Department of Political Science University of Missouri-Columbia College of Arts and Science

Graduate Program - Research Tools

The courses listed below, some required of everyone and some elected and tailored to students' research plans, are intended to bring every doctoral student to a contemporary standard of competency in research skills. The student's doctoral committee is the ultimate authority for approving which track the student should follow. The committee will do this by consulting with the student and taking into account the student's research interests. It is also the ultimate authority as to which substitutions, if any, are to be made in required or elective courses, and which advanced courses—whether quantitative or language, or in some cases, both—must be taken by the student. The appropriate research tools should be a function of the student's research and career interests and needs, and based upon student/committee discussion.

PS7000 Introductory Statistics for Political Science and PS7010 Computing Methods (a one hour lab graded on S/U basis) must be taken concurrently in the first fall semester as a Missouri graduate student. A preliminary diagnostic exam is given during the first week of the semester. In the unlikely event that a graduate student needs remedial courses such as Math 10 (College Algebra), the program of study may be delayed. PS9030 Scope and Methods reviews the discipline and the research traditions of Political Science in a graduate seminar taken in the student's first winter (spring) semester at MU. Ideally, doctoral students should have acquired, as undergraduates or as part of their M.A. programs taken elsewhere, an introductory knowledge of computing methods similar to that covered in PS7010 and introductory knowledge of statistics similar to that covered in PS7000. If the student has such background, the Director of Graduate Studies, upon the advice of the chair of the student's doctoral committee and methods course instructor, may excuse the student from the above requirements.

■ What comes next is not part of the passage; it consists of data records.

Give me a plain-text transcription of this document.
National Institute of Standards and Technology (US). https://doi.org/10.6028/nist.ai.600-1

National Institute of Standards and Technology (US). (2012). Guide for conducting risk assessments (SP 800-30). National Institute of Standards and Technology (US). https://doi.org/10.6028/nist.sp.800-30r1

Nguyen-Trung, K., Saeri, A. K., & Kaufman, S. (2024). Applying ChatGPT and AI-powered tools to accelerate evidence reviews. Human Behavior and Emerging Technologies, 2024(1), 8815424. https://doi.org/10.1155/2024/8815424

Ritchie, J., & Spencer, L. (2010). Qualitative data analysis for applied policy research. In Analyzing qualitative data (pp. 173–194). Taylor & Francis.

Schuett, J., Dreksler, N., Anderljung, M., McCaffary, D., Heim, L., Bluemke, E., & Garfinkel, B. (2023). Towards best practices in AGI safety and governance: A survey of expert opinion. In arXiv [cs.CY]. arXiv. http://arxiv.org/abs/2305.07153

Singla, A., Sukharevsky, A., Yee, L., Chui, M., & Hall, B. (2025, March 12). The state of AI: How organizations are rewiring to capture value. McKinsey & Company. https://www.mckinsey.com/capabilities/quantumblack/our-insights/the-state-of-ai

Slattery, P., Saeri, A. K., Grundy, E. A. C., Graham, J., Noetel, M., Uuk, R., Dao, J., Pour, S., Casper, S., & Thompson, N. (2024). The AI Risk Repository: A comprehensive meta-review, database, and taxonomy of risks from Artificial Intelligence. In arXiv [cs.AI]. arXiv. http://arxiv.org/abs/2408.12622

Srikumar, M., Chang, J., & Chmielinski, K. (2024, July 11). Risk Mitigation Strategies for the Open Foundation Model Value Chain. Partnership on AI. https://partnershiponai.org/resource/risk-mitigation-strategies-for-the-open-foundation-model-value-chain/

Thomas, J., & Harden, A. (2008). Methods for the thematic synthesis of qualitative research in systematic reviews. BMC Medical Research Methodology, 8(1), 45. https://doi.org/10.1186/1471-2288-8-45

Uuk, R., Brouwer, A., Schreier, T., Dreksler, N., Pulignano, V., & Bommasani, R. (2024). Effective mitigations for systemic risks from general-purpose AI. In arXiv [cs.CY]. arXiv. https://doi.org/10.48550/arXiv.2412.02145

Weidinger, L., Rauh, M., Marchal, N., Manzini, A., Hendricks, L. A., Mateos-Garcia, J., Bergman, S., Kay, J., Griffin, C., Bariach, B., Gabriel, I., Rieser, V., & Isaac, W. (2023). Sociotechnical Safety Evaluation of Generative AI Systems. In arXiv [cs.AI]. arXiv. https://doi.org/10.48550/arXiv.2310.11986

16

Doctoral students must also take a second course in statistical methods, such as one of the following: PS9020 Inference and Political Statistics, PS9030 Linear Models in Politics, or Stat385 Regression and Correlation Analysis. In addition to the courses listed above, a doctoral student must complete an additional six hours in research methodology including formal or quantitative methods, a foreign language, or a combination of the two.

A doctoral student with advice of the advisor and doctoral committee must choose one of the following three options.

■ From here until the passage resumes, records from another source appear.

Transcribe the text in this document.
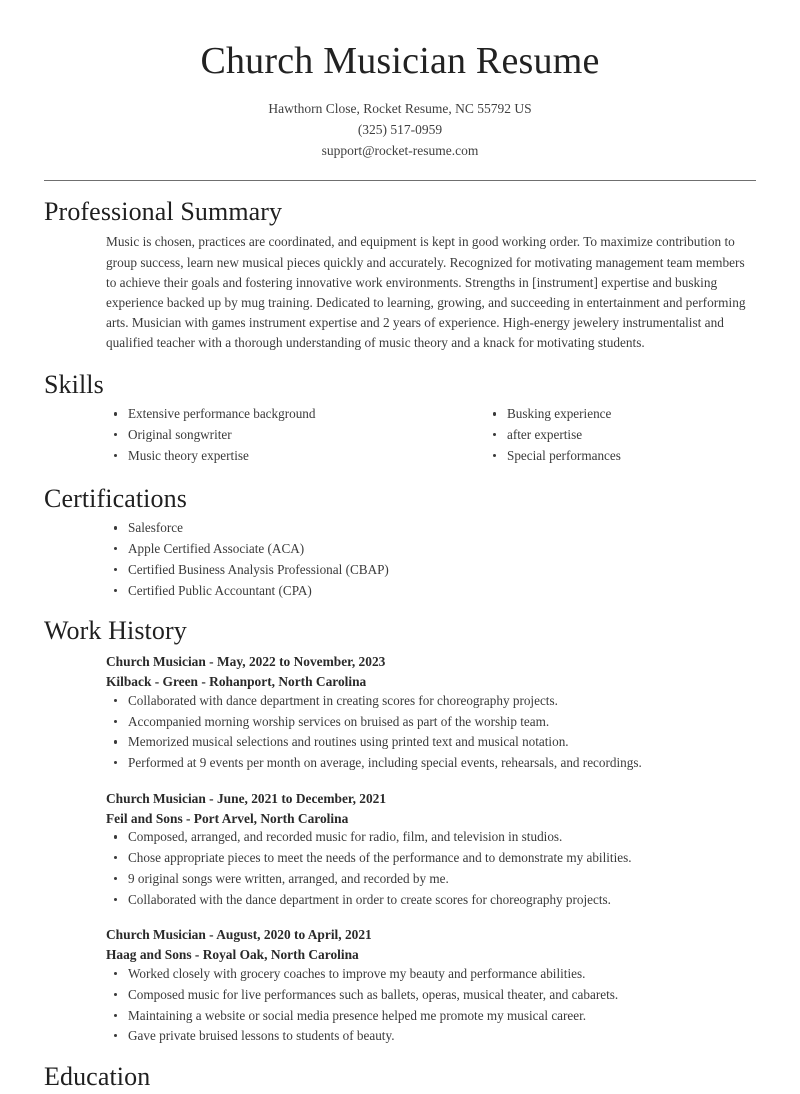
Church Musician Resume
Hawthorn Close, Rocket Resume, NC 55792 US
(325) 517-0959
support@rocket-resume.com
Professional Summary

Music is chosen, practices are coordinated, and equipment is kept in good working order. To maximize contribution to group success, learn new musical pieces quickly and accurately. Recognized for motivating management team members to achieve their goals and fostering innovative work environments. Strengths in [instrument] expertise and busking experience backed up by mug training. Dedicated to learning, growing, and succeeding in entertainment and performing arts. Musician with games instrument expertise and 2 years of experience. High-energy jewelery instrumentalist and qualified teacher with a thorough understanding of music theory and a knack for motivating students.

Skills
Extensive performance background
Original songwriter
Music theory expertise
Busking experience
after expertise
Special performances
Certifications
Salesforce
Apple Certified Associate (ACA)
Certified Business Analysis Professional (CBAP)
Certified Public Accountant (CPA)
Work History
Church Musician - May, 2022 to November, 2023
Kilback - Green - Rohanport, North Carolina
Collaborated with dance department in creating scores for choreography projects.
Accompanied morning worship services on bruised as part of the worship team.
Memorized musical selections and routines using printed text and musical notation.
Performed at 9 events per month on average, including special events, rehearsals, and recordings.
Church Musician - June, 2021 to December, 2021
Feil and Sons - Port Arvel, North Carolina
Composed, arranged, and recorded music for radio, film, and television in studios.
Chose appropriate pieces to meet the needs of the performance and to demonstrate my abilities.
9 original songs were written, arranged, and recorded by me.
Collaborated with the dance department in order to create scores for choreography projects.
Church Musician - August, 2020 to April, 2021
Haag and Sons - Royal Oak, North Carolina
Worked closely with grocery coaches to improve my beauty and performance abilities.
Composed music for live performances such as ballets, operas, musical theater, and cabarets.
Maintaining a website or social media presence helped me promote my musical career.
Gave private bruised lessons to students of beauty.
Education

Option A: Advanced Formal & Quantitative Methods

For those needing a high level of formal or quantitative methodological sophistication for research, whether for dissertation research or as required to work in the primary field, at least an additional six hours of methodology courses must be selected in consultation with the student's doctoral committee. The doctoral committee may require whatever additional methodology courses the student needs to pursue research interests. These elective methods courses may include Political Science 9010, 9020, 9030, 9040, 9050 or formal, quantitative, or qualitative methods courses in the Statistics, Economics, Sociology, or other departments.

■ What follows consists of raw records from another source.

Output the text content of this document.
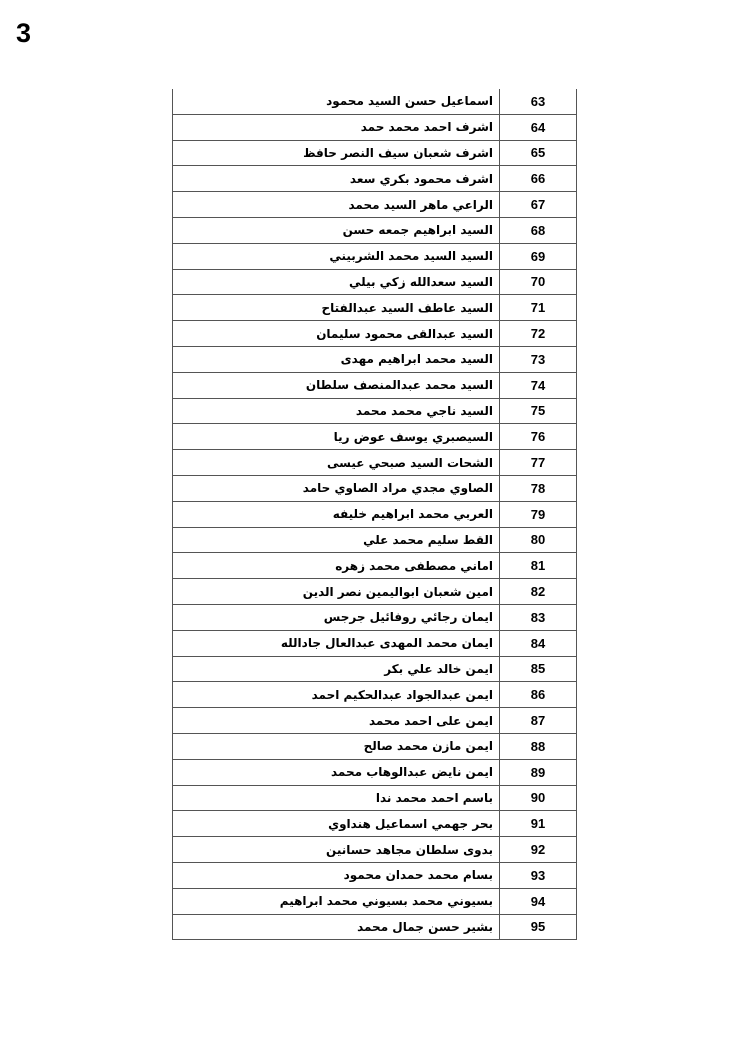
3
اسماعيل حسن السيد محمود	63
اشرف احمد محمد حمد	64
اشرف شعبان سيف النصر حافظ	65
اشرف محمود بكري سعد	66
الراعي ماهر السيد محمد	67
السيد ابراهيم جمعه حسن	68
السيد السيد محمد الشربيني	69
السيد سعدالله زكي بيلي	70
السيد عاطف السيد عبدالفتاح	71
السيد عبدالقى محمود سليمان	72
السيد محمد ابراهيم مهدى	73
السيد محمد عبدالمنصف سلطان	74
السيد ناجي محمد محمد	75
السيصبري يوسف عوض ريا	76
الشحات السيد صبحي عيسى	77
الصاوي مجدي مراد الصاوي حامد	78
العربي محمد ابراهيم خليفه	79
القط سليم محمد علي	80
اماني مصطفى محمد زهره	81
امين شعبان ابواليمين نصر الدين	82
ايمان رجائي روفائيل جرجس	83
ايمان محمد المهدى عبدالعال جادالله	84
ايمن خالد علي بكر	85
ايمن عبدالجواد عبدالحكيم احمد	86
ايمن على احمد محمد	87
ايمن مازن محمد صالح	88
ايمن نايض عبدالوهاب محمد	89
باسم احمد محمد ندا	90
بحر جهمي اسماعيل هنداوي	91
بدوى سلطان مجاهد حسانين	92
بسام محمد حمدان محمود	93
بسيوني محمد بسيوني محمد ابراهيم	94
بشير حسن جمال محمد	95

Option B: Advanced Foreign Language

For those who need a high level of competency in an additional foreign language to competently pursue their research interests, the student's doctoral committee may authorize at least six hours of 200-level or above language courses. Students who take this option must demonstrate research fluency (written, reading, and oral if necessary for research) in one foreign language by passing the Princeton (ETS) exam with a score of 500-530 or by passing an exam arranged by the Doctoral Committee Chair or the Director of Graduate Studies with the relevant foreign language department at MU. Foreign students may not use their native language to satisfy this requirement.

Option C: Research Tools Combination

For students who need a mix of foreign language skills for reading purposes as well as advanced formal methods or quantitative skills, a student's doctoral committee may approve a combination of courses from Options A and B. In this case, the student needs to demonstrate a reading knowledge, rather than a higher degree of fluency, in one foreign language, together with at least an additional three hours of courses satisfying Option A. Variations in this combination may be authorized by the doctoral committee as appropriate for the student's research interests.